On conçoit qu’un tel travail puisse être épuisant, harassant. Il y aurait eu jusqu’à dix-sept versions différentes de La pêche à la truite en Amérique!… C’est un labeur qui consiste à « charger du mercure à la fourche »: « Tu charges du mercure à la fourche ton camion est presque plein. Les voisins sont assez fiers de toi. Ils sont debout tout autour et regardent »4. Le résultat n’est jamais gagné d’avance. Il arrive que le collage ne fonctionne pas tout à fait et que « le plat si compliqué à préparer » n’ait pas toute la saveur attendue. Mais qu’importe, puisque comme le dit fort justement Thomas Bernhard, « nous n’aimons que les livres qui ne forment pas un tout, qui sont chaotiques, qui sont impuissants ».

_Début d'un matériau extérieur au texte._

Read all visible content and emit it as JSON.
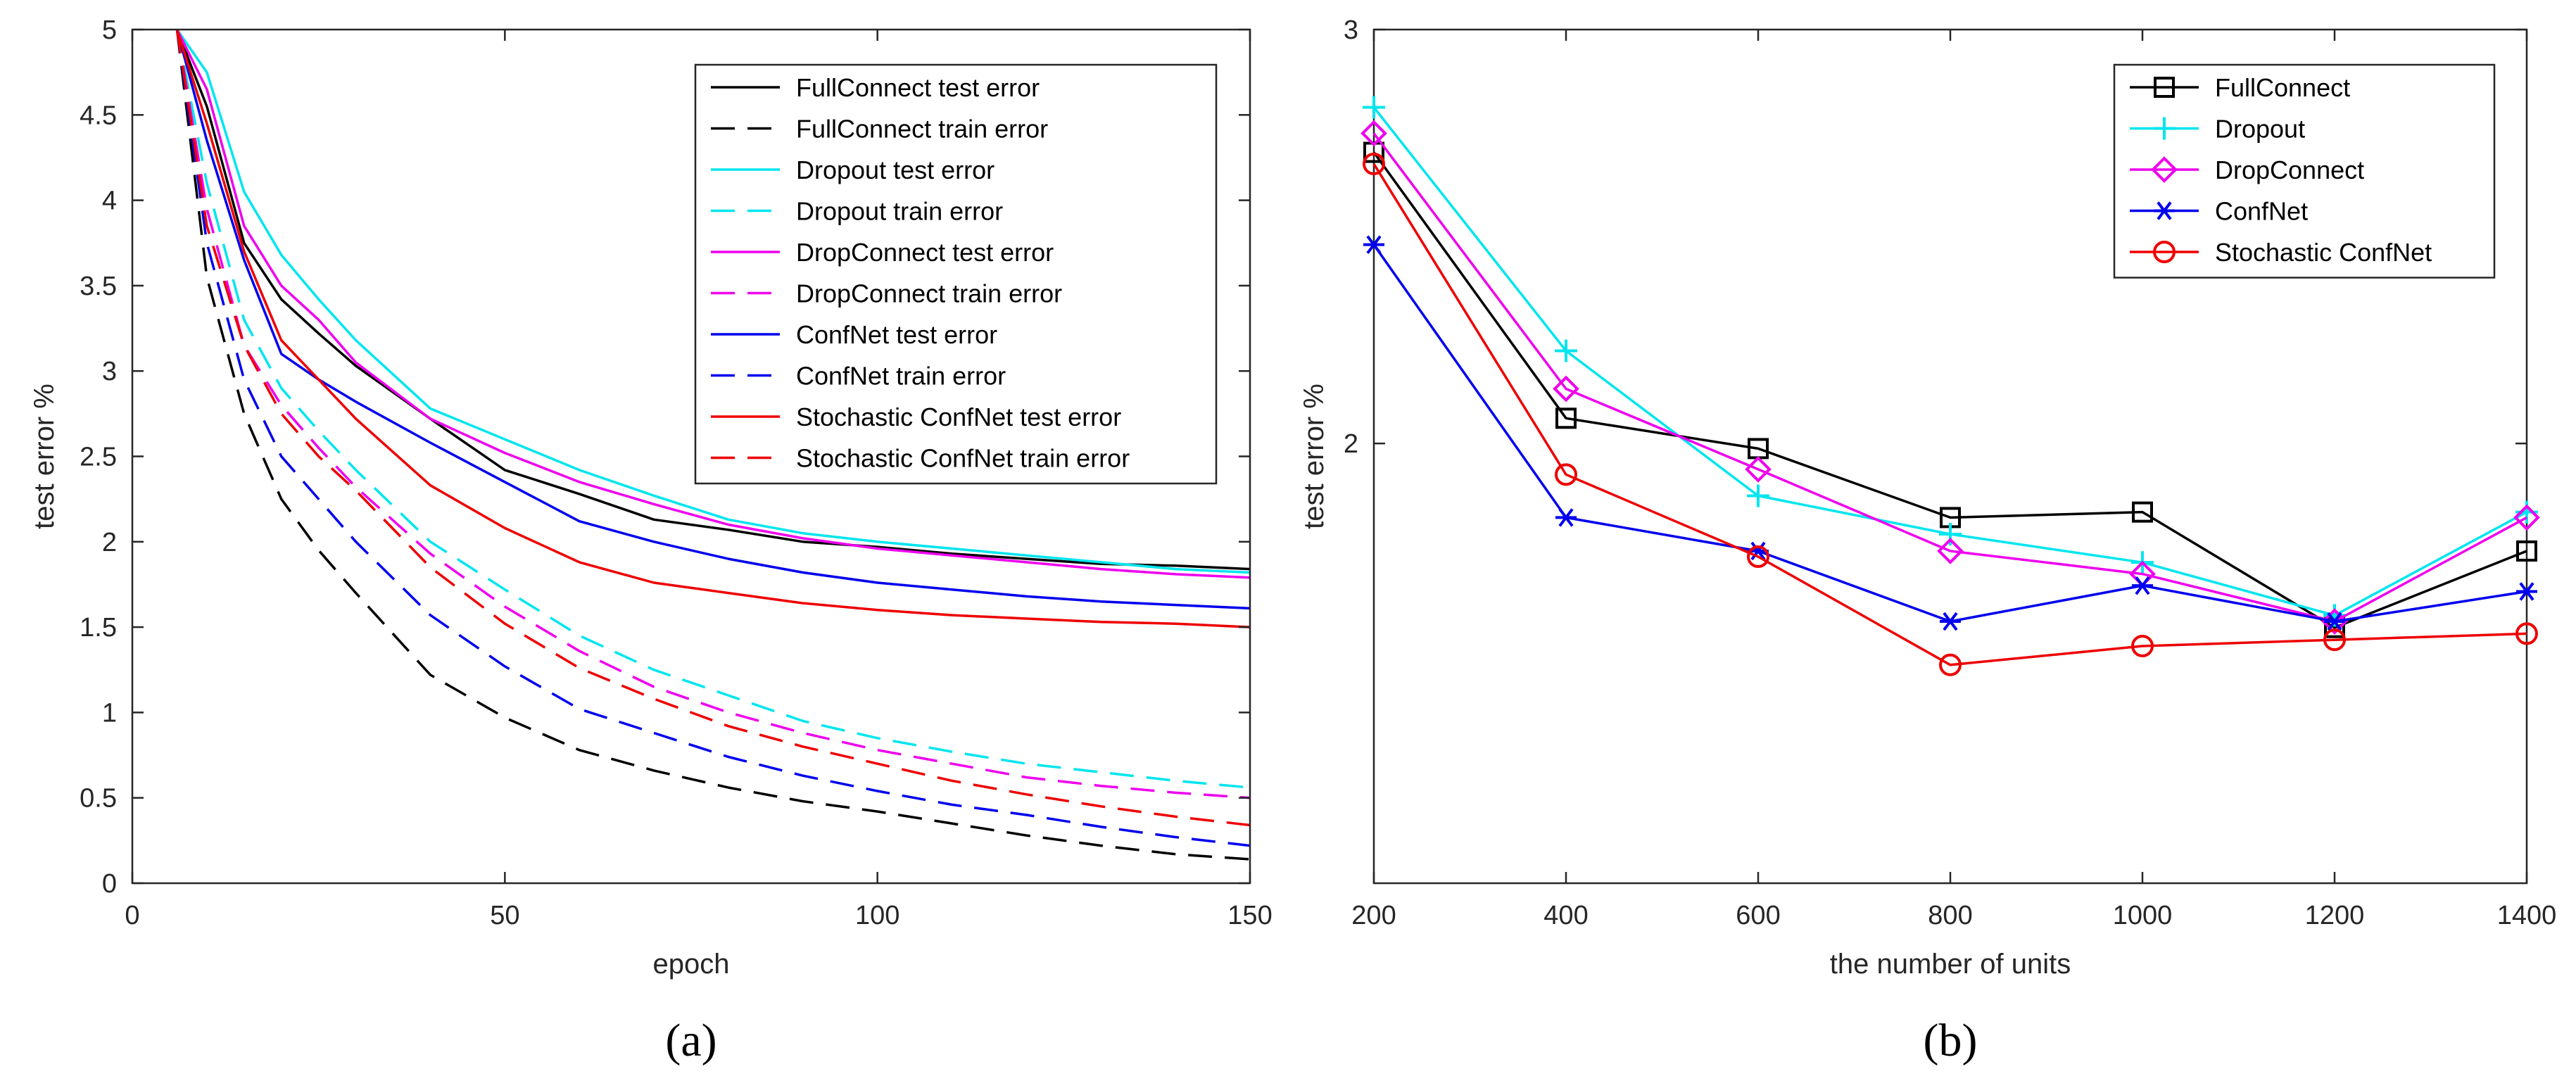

« Ses sens étaient aiguisés et méthodiquement exercés comme ceux d’un trappeur indien, et c’est par l’observation du monde extérieur qu’il parvint à la découverte de son âme », note Thierry Séchan dans son « tombeau » de Richard Brautigan. Il ajoute qu’à son avis, le Dictionnaire des auteurs « parle fort bien de Richard Brautigan » à l’article Thoreau (né et décédé à Concord, Massachussetts, 1817-1862) ». Henry David Thoreau, pour qui le réel était « moins vrai que l’imaginaire », et qui un siècle avant lui sur cette terre d’Amérique, notait déjà : « Le monde n’est pas moins beau pour n’être vu qu’à travers une fente ou le trou d’une planche ». Thoreau peut se déclarer « amoureux d’un jeune arbre », ou encore si proche des choses qu’elles en gardent « le récit de ses amours »5. Dans son essai Brautigan sauvé du vent, Marc Chénetier compare de son côté Brautigan à Boris Vian : il note leur goût commun pour le décapage du langage et des mots et leur volonté de conserver « de la vie pour l’écriture ce qui affleure de plaisant à la surface du monde ». « Ils ont bien vu menacer l’au-dessous : ne les accusons pas d’angélisme », conclut Chénetier, « mais leur choix consiste à regarder plus haut, là où « tout est rose », à extraire des choses et des gens toute la douceur, l’humour et la brillance dont ils sont capables pour les faire miroiter ».

« Tout est là, à l’exception bien sûr de ce qui manque », aurait dit notre vieux complice, en lançant une dernière fleur dans notre jardin : « Toutes les filles devraient avoir un poème écrit rien que pour elles même s’il faut pour ça retourner cette planète sens dessus dessous ».